Folgen für Bau- und Papierbranche Streit ums Fichtenholz spaltet Bayern und den Bund

Zwischen Bayern und dem Bund bahnt sich ein Streit ums Fichtenholz an. (Symbolbild) Foto: Alois Dachs

Fichtenholz war bislang nicht als politischer Zündstoff bekannt. Doch das hat sich geändert. Der Bund will den von Naturkatastrophen und Preisverfall geplagten Waldbesitzern helfen - mit unerwünschten Folgen.
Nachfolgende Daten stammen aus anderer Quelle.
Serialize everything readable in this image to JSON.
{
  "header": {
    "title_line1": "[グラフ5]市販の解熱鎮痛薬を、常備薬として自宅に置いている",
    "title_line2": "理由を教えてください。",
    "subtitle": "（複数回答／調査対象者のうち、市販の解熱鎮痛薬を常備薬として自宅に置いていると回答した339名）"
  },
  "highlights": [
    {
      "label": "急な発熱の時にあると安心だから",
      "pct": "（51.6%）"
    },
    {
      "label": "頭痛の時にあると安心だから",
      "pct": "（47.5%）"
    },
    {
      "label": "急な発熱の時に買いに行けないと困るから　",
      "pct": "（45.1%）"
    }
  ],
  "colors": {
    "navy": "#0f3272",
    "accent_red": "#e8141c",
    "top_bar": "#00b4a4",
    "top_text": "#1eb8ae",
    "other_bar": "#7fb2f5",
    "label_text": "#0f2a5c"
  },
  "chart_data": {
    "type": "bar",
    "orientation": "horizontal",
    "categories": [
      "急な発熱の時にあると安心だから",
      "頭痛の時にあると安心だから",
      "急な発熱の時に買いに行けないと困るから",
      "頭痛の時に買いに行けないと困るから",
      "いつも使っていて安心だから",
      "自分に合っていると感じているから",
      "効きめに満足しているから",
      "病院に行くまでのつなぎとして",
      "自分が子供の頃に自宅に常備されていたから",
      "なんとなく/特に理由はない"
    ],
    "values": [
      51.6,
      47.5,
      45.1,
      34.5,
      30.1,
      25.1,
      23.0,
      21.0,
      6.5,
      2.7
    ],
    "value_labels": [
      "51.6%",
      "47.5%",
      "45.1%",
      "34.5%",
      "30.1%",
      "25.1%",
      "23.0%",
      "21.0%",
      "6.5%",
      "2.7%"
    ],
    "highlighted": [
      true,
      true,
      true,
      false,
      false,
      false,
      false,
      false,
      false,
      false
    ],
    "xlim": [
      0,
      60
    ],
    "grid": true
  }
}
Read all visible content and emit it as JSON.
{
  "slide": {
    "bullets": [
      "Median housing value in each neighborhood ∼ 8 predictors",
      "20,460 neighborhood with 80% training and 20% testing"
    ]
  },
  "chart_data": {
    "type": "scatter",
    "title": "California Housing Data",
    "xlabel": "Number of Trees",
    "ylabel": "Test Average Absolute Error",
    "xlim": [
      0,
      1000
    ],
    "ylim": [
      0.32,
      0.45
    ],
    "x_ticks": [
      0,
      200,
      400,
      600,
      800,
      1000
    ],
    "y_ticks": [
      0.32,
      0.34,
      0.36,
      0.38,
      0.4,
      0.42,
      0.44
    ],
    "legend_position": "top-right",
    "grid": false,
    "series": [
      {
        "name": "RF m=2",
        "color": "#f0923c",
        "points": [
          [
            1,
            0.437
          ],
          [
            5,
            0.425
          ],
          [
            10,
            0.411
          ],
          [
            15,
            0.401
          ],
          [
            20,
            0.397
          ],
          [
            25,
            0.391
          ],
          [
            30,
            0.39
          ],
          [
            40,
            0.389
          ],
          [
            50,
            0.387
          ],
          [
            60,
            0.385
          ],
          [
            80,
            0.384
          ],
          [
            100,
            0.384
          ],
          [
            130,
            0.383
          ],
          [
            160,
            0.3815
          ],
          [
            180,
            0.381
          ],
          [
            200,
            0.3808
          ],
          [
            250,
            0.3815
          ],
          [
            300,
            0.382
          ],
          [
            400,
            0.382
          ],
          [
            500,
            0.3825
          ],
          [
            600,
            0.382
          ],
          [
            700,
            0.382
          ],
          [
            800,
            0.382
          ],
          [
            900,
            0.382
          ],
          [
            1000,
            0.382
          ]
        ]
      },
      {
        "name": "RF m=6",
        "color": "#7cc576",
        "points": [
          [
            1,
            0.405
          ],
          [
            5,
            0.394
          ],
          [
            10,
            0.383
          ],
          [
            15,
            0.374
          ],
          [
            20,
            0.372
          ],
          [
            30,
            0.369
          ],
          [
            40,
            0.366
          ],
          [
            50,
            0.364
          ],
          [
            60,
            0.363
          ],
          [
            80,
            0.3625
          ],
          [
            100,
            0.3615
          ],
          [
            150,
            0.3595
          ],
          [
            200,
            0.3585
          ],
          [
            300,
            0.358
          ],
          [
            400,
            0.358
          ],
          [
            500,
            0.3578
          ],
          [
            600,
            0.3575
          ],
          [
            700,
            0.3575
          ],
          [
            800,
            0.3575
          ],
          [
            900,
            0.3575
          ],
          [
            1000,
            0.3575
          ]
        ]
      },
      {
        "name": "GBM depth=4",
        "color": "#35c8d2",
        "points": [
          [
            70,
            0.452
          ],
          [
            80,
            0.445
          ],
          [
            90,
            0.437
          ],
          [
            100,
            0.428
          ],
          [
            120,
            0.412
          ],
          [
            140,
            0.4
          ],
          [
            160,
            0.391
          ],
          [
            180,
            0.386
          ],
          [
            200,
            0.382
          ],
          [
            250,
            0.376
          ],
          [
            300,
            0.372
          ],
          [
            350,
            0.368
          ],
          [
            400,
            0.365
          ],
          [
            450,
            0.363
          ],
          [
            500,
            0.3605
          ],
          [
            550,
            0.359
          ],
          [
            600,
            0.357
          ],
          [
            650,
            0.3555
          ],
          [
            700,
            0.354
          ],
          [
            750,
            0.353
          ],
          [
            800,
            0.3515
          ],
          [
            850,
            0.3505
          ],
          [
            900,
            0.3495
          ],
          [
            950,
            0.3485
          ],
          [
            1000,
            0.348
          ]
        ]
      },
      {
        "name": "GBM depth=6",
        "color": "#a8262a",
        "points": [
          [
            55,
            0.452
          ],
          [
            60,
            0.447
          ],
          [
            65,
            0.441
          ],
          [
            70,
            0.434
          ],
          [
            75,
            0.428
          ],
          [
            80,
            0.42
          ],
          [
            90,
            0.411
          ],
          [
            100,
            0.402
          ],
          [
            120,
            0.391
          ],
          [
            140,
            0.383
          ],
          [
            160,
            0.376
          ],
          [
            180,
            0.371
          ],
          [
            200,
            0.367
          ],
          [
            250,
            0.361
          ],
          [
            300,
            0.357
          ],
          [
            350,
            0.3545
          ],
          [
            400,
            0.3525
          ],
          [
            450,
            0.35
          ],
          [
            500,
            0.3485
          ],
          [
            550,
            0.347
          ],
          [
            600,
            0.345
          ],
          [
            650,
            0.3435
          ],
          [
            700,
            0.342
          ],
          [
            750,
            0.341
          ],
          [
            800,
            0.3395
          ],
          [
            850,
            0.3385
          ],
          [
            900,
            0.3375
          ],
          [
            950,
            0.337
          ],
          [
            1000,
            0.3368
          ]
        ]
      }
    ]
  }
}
Die gut gemeinte Beschränkung des Holzfällens in Deutschlands Fichtenwäldern durch den Bund stößt angesichts akuten Bauholzmangels auf scharfen Protest bei Bayerns Wirtschaftsminister Hubert Aiwanger. Der stellvertretende Ministerpräsident und Freie-Wähler-Chef forderte die Bundesregierung am Sonntag zur schnellstmöglichen Rücknahme der Verordnung auf: "Dieses Gesetz muss sofort ausgesetzt werden, wenigstens für Waldbesitzer bis 50 Hektar", sagte Aiwanger.

In der erst vor wenigen Tagen in Kraft getretenen Verordnung schreibt der Bund Waldbesitzern und Forstbetrieben vor, dass sie im laufenden Wirtschaftsjahr weniger Fichtenholz einschlagen dürfen - nur noch maximal 85 Prozent der durchschnittlichen Erntemenge der Jahre 2013 bis 2017. Der Anlass: Wegen einer Borkenkäferplage, Trockenheit und Stürmen mussten in den vergangenen Jahren sehr viele Fichten geschlagen werden, Folge waren übervolle Holzlager und Preisverfall. Die Verordnung sollte helfen, die Preise zu stabilisieren.

Mögliche Folgen der Verordnung

Doch die gut gemeinte neue Vorschrift des Bundeslandwirtschaftsministeriums ist von der Realität überholt worden: Seit Anfang des Jahres klagt die Baubranche über Holzmangel, die Preise steigen wieder. "Die Einschlagsbeschränkung war wegen des überschüssigen Käferholzes gut gemeint, ist aber von der aktuellen Entwicklung am Holzmarkt überholt und stört massiv die Märkte", sagte Aiwanger dazu. Die deutschen Waldbesitzerverbände hatten eine Einschränkung ursprünglich sogar befürwortet. Noch im März hatte die Arbeitsgemeinschaf der Waldeigentümer in Berlin die Verordnung als nicht weitgehend genug kritisiert.

Doch nun sind die Folgen anders als erwartet: "Dadurch werden Versorgungsengpässe auch für Sägewerke verursacht, die dadurch ihre Kunden in der Bauwirtschaft nicht mehr beliefern können, wodurch Gebäude bis hin zu Mietwohnungen nicht rechtzeitig fertiggestellt werden können." Darüber hinaus beklagt Aiwanger unerwartete Weiterungen - bis hin zu einem möglichen Mangel an Pizzaschachteln: "Das für die Herstellung von Papier und Pappkarton ebenfalls stark nachgefragte Papierholz aus jungen Fichtenbeständen, die zur Gesunderhaltung der Bestände dringend durchforstet werden müssen, darf ebenfalls kaum mehr geerntet werden."

Politik solle Probleme lösen, argumentiert der Wirtschaftsminister. "In diesem Fall schafft sie vermeidbare Probleme für den Markt, den Wald und die Umwelt."